A rapid study by Met Office scientists found the chance of observing a June beating the previous record of 14.9°C, like we have this year, has at least doubled since the period around 1940. The previous record of 14.9°C was recorded in 1940 and 1976.
They knew, of course, that it was not the hottest on record, because they have the Central England Temperature series, and this dates back further their UK records.
And according to CET, June 1846 was more than a degree hotter. It was also hotter in 1676, 1822 and 1826. That, of course, demolished their claims about global warming.
As I pointed out at the time, the average temperature in June was high because of the quirks of the calendar. Relatively warm, sunny weather pretty much lasted all month, before quickly disappearing at the beginning of July. At no stage however did temperatures reach unusually high levels.
The Met Office made a big play of the fact that June 2023 was hotter than 1976, part of the well-known summer of 1976.

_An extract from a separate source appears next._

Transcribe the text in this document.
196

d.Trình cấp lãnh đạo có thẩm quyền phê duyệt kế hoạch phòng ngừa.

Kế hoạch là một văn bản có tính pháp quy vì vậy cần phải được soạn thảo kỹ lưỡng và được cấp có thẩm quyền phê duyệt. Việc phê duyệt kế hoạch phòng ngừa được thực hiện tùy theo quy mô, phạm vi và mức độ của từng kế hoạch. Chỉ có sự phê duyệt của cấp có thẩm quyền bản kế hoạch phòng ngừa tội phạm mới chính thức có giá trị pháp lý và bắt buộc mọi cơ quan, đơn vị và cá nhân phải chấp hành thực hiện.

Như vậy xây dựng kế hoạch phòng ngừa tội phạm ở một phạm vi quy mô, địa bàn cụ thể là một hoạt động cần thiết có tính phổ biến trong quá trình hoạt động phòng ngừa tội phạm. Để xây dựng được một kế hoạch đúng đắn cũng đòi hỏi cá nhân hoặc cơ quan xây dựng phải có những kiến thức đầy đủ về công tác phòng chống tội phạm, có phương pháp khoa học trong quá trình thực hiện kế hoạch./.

It was grossly dishonest to even compare with 1976, because the heatwave only got going in the last week of June that year. When it did get going, temperatures peaked several degrees above this year, and the hot spell lasted well into July:
As we can also see, there was another long heatwave in August 1976.
And despite all of that global boiling in June, the summer of 2023 ended up pretty unexceptional, barely above the 30-yr average, no warmer than 1857 and 1859. There have been 38 years with summer temperatures as high or higher.
There is an unmistakeable takeaway from these charts. This is the fact that average summer temperatures continue to fail to beat 1976, even if hot summers have tended to become more common.
And there is a good reason for this – hot summers are the result of dry, sunny weather, not global warming.